PIV-enabled YubiKeys

The YubiKey 4 and 5 series along with the YubiKey NEO support the Personal Identity Verification (PIV) interface specified in NIST SP 800-73 document "Cryptographic Algorithms and Key Sizes for PIV". This enables you to perform RSA or ECC sign/decrypt operations using a private key stored on the smartcard, through common interfaces like PKCS#11.

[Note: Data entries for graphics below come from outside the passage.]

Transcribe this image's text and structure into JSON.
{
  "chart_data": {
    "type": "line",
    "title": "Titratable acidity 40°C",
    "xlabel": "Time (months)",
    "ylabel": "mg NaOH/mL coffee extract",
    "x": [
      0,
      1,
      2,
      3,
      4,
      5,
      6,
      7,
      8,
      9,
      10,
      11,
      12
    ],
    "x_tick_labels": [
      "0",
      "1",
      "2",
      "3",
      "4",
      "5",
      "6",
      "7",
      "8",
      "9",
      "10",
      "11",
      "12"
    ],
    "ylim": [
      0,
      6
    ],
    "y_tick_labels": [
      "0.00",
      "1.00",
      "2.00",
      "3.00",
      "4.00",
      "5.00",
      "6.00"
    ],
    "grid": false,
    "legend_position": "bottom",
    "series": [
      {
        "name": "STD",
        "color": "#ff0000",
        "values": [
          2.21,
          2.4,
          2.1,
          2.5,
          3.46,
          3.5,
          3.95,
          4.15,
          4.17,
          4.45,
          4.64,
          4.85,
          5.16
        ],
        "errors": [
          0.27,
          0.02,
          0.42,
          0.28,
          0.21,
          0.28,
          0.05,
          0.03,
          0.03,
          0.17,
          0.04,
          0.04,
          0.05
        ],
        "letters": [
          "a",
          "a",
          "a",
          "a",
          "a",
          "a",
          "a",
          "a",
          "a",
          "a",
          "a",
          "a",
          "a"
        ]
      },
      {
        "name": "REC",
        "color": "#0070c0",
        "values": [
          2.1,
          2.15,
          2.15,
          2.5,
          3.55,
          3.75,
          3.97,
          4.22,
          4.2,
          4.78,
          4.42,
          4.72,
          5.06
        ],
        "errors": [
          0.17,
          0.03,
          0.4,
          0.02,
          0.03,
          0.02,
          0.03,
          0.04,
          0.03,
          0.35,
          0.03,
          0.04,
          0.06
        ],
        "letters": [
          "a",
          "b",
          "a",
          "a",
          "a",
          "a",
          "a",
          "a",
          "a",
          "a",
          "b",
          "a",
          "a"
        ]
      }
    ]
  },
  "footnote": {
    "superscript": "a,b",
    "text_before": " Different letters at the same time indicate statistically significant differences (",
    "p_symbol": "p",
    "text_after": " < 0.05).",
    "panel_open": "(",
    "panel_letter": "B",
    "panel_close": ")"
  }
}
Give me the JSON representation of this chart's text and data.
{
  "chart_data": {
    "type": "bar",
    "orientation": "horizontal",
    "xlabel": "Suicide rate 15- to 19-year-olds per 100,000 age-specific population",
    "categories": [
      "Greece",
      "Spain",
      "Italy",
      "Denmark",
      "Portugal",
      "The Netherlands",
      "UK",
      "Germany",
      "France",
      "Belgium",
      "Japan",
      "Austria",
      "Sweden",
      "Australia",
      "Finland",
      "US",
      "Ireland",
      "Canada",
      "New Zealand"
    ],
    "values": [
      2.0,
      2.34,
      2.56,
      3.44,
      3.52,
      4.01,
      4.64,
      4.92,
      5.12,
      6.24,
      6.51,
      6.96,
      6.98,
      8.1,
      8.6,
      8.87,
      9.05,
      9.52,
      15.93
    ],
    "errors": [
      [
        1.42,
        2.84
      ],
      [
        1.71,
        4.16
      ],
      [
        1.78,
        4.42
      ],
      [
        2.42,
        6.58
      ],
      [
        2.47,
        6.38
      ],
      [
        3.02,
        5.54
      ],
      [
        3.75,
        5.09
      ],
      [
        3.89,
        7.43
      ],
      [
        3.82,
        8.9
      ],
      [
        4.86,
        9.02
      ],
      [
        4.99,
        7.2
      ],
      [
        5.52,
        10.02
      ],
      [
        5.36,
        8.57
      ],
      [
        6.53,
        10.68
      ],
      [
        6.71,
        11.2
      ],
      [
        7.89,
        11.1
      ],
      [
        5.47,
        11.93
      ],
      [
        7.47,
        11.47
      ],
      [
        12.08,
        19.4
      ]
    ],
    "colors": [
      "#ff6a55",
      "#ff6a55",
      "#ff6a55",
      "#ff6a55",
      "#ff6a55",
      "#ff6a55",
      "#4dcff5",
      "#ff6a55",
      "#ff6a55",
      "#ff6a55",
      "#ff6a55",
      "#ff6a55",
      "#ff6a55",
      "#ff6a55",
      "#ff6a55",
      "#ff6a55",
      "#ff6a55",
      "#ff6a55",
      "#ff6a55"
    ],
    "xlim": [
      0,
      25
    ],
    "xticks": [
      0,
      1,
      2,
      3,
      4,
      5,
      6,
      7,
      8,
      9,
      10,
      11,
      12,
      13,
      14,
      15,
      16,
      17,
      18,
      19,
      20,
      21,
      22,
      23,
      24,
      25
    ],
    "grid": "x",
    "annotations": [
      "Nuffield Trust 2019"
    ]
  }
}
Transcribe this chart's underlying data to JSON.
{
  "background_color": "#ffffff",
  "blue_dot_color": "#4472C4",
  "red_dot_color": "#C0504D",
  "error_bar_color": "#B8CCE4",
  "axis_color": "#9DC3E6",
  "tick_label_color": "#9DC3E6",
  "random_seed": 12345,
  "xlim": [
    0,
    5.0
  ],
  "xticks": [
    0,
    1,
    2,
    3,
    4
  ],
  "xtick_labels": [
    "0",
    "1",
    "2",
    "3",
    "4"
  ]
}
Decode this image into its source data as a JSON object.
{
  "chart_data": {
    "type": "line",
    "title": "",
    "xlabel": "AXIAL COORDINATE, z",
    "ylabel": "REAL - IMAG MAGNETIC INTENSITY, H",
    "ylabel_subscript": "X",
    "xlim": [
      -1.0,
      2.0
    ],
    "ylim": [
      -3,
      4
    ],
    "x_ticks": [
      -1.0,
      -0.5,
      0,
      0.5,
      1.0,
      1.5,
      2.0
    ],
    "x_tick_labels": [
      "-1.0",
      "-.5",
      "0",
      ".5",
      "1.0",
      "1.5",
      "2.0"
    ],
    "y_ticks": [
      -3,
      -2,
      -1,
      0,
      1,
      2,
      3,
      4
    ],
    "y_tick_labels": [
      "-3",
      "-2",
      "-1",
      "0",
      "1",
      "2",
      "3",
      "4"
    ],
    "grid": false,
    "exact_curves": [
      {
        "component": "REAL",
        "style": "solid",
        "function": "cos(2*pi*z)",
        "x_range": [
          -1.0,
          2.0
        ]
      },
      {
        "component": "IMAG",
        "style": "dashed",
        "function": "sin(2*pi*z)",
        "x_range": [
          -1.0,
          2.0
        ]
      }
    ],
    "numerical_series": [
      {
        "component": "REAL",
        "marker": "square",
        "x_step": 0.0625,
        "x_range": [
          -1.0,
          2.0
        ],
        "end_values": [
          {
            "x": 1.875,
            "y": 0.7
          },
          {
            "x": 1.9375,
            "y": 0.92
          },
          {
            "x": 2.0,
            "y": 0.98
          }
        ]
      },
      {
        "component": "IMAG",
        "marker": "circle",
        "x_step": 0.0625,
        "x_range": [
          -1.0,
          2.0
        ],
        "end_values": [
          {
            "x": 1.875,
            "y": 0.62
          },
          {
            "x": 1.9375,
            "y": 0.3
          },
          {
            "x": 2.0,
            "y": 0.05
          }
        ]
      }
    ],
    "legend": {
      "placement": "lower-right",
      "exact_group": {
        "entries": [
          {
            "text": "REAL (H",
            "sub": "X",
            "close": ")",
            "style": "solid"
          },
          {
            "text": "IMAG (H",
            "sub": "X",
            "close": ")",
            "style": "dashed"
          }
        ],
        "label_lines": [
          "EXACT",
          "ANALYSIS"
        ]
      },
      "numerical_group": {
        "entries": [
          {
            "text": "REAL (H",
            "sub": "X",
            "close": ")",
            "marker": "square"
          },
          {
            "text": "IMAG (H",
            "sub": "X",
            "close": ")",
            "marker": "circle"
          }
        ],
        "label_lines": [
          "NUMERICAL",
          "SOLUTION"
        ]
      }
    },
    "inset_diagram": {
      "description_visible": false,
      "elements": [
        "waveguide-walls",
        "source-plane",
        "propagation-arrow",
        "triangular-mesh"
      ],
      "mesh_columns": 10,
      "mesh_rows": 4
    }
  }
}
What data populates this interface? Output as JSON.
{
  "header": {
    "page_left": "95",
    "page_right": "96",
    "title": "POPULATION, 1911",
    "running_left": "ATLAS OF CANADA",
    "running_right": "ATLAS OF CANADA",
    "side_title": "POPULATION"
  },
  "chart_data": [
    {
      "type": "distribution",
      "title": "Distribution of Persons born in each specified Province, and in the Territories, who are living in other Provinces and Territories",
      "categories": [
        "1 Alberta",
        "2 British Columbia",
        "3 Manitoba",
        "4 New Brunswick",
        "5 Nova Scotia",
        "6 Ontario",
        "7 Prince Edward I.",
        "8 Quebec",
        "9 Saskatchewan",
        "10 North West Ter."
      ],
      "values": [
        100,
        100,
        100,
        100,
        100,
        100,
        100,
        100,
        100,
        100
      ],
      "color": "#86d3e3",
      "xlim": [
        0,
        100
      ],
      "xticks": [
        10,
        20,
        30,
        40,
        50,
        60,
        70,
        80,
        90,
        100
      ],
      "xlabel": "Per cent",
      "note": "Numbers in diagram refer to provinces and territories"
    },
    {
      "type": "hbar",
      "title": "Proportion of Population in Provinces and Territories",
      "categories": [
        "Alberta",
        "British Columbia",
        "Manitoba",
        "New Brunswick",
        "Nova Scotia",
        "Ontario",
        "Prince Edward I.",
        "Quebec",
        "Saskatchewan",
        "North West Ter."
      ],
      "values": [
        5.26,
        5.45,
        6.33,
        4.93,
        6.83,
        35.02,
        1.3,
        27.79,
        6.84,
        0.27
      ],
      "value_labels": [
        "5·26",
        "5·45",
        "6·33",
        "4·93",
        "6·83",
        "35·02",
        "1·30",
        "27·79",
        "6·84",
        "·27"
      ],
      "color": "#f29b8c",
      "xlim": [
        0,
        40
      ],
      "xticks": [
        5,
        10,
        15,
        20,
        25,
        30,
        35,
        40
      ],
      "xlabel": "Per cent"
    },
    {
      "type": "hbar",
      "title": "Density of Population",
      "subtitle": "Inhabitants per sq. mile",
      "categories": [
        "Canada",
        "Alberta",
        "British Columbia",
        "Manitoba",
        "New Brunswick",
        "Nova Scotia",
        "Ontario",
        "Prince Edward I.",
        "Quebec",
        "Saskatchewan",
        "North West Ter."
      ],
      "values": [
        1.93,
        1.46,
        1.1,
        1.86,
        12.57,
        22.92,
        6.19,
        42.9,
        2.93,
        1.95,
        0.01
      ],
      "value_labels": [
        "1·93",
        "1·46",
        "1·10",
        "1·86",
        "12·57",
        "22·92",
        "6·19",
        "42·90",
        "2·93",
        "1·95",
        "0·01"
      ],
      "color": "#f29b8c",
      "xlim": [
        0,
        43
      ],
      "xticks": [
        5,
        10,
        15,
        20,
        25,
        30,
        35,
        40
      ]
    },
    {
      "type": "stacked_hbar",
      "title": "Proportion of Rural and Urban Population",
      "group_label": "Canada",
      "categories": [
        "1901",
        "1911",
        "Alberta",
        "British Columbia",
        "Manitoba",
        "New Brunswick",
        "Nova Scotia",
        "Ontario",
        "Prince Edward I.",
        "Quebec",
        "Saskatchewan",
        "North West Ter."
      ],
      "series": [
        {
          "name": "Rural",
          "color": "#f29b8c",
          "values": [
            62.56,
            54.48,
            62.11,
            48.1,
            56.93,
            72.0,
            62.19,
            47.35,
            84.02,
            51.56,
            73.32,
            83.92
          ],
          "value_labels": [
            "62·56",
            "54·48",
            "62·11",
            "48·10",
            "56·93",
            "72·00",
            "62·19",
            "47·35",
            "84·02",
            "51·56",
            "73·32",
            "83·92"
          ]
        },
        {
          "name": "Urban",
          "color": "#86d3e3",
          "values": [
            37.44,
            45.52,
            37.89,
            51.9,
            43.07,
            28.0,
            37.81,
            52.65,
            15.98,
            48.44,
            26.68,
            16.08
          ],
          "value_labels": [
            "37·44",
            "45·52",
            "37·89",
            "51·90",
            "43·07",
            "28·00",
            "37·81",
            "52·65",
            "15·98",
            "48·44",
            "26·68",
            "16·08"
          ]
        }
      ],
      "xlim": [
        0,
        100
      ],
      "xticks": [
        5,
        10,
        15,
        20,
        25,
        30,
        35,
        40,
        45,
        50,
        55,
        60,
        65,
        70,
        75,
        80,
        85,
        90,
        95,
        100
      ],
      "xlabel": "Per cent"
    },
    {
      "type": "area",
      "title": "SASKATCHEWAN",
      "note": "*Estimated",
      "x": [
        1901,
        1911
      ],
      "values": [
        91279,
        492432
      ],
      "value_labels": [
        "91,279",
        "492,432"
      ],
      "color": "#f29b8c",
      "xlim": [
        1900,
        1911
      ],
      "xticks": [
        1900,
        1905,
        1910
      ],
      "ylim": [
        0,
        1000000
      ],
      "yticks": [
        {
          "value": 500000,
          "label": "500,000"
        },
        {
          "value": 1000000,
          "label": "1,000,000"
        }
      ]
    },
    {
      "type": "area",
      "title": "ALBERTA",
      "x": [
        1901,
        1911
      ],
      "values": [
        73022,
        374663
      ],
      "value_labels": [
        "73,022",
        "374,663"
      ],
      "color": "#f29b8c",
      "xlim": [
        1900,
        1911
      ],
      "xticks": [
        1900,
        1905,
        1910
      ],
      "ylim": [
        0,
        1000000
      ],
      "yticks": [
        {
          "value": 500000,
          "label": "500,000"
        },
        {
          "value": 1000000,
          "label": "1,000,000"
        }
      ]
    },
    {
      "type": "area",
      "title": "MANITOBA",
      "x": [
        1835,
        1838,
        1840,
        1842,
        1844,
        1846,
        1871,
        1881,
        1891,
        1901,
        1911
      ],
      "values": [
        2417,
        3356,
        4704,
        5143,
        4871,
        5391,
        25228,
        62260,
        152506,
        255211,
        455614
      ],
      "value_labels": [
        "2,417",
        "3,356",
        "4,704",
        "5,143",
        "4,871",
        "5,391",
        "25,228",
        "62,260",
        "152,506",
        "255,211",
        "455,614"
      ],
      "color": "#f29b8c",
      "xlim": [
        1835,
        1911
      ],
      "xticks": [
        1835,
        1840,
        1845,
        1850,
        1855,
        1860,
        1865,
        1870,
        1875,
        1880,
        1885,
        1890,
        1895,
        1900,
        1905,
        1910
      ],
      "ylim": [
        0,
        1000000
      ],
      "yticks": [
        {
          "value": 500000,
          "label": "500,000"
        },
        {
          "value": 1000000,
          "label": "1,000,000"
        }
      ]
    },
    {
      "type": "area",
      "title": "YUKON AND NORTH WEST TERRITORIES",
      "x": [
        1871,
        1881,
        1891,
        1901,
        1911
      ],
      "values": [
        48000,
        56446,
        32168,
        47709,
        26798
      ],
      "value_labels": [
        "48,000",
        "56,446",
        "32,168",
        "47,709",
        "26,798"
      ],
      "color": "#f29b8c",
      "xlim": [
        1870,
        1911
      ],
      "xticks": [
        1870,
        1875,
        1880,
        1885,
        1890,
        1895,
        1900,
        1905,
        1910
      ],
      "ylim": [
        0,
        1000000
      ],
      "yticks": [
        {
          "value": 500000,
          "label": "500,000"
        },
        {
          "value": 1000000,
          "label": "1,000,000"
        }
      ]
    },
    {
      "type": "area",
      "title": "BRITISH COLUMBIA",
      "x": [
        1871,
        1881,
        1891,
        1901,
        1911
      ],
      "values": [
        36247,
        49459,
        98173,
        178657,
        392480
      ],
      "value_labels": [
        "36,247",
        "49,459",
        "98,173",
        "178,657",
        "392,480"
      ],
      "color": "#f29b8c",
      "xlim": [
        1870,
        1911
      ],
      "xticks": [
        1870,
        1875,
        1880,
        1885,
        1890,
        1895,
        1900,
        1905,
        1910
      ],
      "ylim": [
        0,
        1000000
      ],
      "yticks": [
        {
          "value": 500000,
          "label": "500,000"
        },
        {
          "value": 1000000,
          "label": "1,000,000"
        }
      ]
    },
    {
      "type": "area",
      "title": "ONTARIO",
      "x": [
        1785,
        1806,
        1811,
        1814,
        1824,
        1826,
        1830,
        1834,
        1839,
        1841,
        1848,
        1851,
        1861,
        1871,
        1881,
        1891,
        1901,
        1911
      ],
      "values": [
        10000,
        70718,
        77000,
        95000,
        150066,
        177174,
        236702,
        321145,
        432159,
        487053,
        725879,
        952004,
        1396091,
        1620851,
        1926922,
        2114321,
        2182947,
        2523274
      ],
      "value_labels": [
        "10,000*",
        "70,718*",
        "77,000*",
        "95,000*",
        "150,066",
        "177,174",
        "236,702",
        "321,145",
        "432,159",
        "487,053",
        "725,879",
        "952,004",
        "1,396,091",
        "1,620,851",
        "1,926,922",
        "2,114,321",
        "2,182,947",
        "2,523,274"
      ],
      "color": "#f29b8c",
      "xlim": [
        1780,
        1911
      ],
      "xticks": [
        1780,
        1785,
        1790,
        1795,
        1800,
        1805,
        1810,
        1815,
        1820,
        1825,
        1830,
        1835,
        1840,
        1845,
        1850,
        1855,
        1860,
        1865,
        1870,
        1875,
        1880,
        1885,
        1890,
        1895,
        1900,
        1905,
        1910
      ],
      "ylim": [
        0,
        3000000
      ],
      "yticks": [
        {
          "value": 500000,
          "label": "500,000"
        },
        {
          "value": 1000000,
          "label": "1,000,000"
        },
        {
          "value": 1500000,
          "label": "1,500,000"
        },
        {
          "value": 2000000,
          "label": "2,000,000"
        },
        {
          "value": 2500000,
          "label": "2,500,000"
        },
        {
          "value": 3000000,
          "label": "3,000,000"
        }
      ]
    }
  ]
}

For information about what you can do with a PIV-enabled YubiKey, please see the various sections in the menu on the left.

Technical details about the YubiKey PIV implementation

The default PIN code is 123456. The default PUK code is 12345678.

The default 3DES management key (9B) is 010203040506070801020304050607080102030405060708.


We urge you to change these values before using the PIV functionality for any non-testing purpose. For details on what these keys do, see Admin access.

The following key slots exist:

  • 9A, 9C, 9D, 9E: RSA 1024, RSA 2048, or ECC secp256r1 keys (algorithms 6, 7, 11 respectively).

  • 9B: Triple-DES key (algorithm 03) for PIV management. YubiKeys with firmware 5.4 and up also support AES-128 (algorithm 08), AES-192 (algorithm 0A) and AES-256 (algorithm 0C) keys for PIV management.

The maximum size of stored objects is 2025/3052 bytes for current versions of YubiKey NEO and YubiKey 4 & 5, respectively.

Currently all functionality are available over both contact and contactless interfaces (contrary to what the specifications mandate).